Basically, I took the release workflow from @fasterthanlime's amazing "My Ideal Rust Workflow" article and adapted it for my use case.

If it helps, here is the GitHub Actions workflow I use for releases:

.github/workflows/release-please.yml
name: Release Please

on:
  push:
    branches:
      - main
    tags: "*"
  repository_dispatch:

env:
  RUST_BACKTRACE: 1

jobs:
  release:
    name: Create Release
    runs-on: ubuntu-latest
    steps:
      - name: Install release-please
        run: npm install --global release-please@15.11
      - name: Update the Release PR
        run: |
          release-please release-pr \
            --debug \
            --token=${{ secrets.RELEASE_PLEASE_GH_TOKEN }} \
            --repo-url=${{ github.repositoryUrl }} \
            --config-file=.github/release-please/config.json \
            --manifest-file=.github/release-please/manifest.json
      - name: Publish the GitHub Release
        run: |
          release-please github-release \
            --debug \
            --token=${{ secrets.RELEASE_PLEASE_GH_TOKEN }} \
            --repo-url=${{ github.repositoryUrl }} \
            --config-file=.github/release-please/config.json \
            --manifest-file=.github/release-please/manifest.json

  publish-to-crates-io:
    name: Publish to crates.io (if necessary)
    runs-on: ubuntu-latest
    needs:
      - release
    if: github.ref == 'refs/heads/main'
    steps:
      - uses: actions/checkout@v2
      - name: Setup Rust
        uses: dsherret/rust-toolchain-file@v1
      - name: Rust Cache
        uses: Swatinem/rust-cache@v2
      - name: Install cargo-workspaces
        uses: taiki-e/install-action@v2
        with:
          tool: cargo-workspaces
      - name: Publish
        run: cargo workspaces publish --from-git --token "${{ secrets.CRATES_IO_TOKEN }}" --yes

  upload-artifacts:
    name: Upload Release Artifacts (${{ matrix.os }})
    runs-on: ${{ matrix.os }}
    if: startsWith(github.ref, 'refs/tags/')
    strategy:
      matrix:
        os:
          - ubuntu-latest
          - windows-latest
          - macos-latest
    steps:
      - uses: actions/checkout@v2
      - name: Setup Rust
        uses: dsherret/rust-toolchain-file@v1
      - name: Rust Cache
        uses: Swatinem/rust-cache@v2
      - name: Generate Release Artifacts
        run: cargo xtask dist
      - name: Upload Release Artifacts
        run:
          gh release upload ${TAG_NAME#refs/tags/} ./target/pirita.*.zip
        # Note: The ${VAR#REPLACE} syntax is bash-specific
        shell: bash
        env:
          GITHUB_TOKEN: ${{ secrets.RELEASE_PLEASE_GH_TOKEN }}
          TAG_NAME: ${{ github.ref }}
7 Likes

Thanks for the suggestion.

I don't wish to introduce a new drastic syntax and restrictions on commit messages, so it looks like "release please" wouldn't work.
At this point I'd probably be fine with something that just goes: "anything changed in the crate, let's bump the major version".

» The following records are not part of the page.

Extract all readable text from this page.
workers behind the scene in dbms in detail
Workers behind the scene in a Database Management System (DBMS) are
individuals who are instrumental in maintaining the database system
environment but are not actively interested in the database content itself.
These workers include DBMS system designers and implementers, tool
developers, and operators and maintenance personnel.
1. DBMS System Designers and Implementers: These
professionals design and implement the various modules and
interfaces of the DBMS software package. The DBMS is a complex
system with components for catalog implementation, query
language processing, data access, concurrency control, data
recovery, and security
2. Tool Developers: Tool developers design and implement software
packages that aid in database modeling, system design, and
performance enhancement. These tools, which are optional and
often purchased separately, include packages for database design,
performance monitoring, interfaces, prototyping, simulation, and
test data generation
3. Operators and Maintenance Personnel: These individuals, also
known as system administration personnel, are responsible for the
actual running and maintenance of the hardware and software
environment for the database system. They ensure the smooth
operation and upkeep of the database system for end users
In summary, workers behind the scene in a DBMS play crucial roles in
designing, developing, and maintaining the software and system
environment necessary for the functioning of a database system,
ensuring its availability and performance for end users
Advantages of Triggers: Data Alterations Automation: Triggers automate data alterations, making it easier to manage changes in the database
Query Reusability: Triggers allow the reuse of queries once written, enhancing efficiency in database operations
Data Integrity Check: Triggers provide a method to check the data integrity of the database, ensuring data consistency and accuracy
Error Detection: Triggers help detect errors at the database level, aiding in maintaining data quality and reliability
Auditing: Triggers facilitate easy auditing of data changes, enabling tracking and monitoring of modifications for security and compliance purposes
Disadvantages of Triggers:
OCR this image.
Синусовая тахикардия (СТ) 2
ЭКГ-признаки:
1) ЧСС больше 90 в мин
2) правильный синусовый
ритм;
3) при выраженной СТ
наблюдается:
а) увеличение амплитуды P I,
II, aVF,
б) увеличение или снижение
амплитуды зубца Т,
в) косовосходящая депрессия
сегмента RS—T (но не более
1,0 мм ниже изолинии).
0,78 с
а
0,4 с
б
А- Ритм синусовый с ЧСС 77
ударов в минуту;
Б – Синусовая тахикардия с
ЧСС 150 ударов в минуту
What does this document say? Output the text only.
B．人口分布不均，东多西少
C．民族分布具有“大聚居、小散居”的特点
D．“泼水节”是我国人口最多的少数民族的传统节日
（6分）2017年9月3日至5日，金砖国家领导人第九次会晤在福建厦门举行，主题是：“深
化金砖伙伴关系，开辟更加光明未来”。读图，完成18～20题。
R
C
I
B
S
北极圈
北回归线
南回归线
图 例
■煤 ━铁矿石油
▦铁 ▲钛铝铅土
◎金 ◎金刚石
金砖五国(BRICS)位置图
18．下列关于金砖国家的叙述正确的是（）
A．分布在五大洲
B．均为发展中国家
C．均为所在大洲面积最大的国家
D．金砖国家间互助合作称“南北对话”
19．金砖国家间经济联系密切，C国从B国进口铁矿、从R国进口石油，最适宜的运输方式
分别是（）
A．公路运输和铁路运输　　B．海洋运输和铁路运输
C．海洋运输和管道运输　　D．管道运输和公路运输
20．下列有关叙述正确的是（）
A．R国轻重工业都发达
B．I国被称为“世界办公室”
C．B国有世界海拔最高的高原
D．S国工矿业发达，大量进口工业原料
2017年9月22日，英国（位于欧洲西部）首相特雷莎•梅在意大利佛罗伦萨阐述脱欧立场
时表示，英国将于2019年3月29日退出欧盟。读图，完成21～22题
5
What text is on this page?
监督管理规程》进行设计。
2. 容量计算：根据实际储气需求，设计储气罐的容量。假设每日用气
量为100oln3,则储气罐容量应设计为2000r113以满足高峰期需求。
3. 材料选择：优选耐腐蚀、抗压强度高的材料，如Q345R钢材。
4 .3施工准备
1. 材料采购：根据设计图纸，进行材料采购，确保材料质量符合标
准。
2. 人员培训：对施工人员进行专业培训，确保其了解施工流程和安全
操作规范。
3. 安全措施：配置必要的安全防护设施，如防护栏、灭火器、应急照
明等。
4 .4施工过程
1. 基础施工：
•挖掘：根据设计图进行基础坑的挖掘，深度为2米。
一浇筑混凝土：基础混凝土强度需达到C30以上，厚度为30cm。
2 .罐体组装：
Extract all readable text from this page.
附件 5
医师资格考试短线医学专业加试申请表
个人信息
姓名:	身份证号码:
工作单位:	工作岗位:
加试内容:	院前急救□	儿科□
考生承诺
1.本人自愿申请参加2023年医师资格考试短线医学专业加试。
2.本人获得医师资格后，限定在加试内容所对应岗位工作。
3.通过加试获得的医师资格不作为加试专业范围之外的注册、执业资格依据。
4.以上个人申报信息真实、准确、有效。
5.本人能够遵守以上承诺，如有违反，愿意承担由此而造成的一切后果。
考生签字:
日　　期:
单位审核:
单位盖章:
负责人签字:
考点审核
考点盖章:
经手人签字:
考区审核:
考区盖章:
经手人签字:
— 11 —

But also on the "cargo workspaces" side, I'm a bit confused by the "independant" option: I just want to avoid bumping versions "just because the global version changed", but I still want a bump when dependencies got bumped. Even in the simplest crate_a->crate_b case, I'm not sure which should be "independant".

It seems that using these would also mean a lot of glue code and combining 2 different plugins.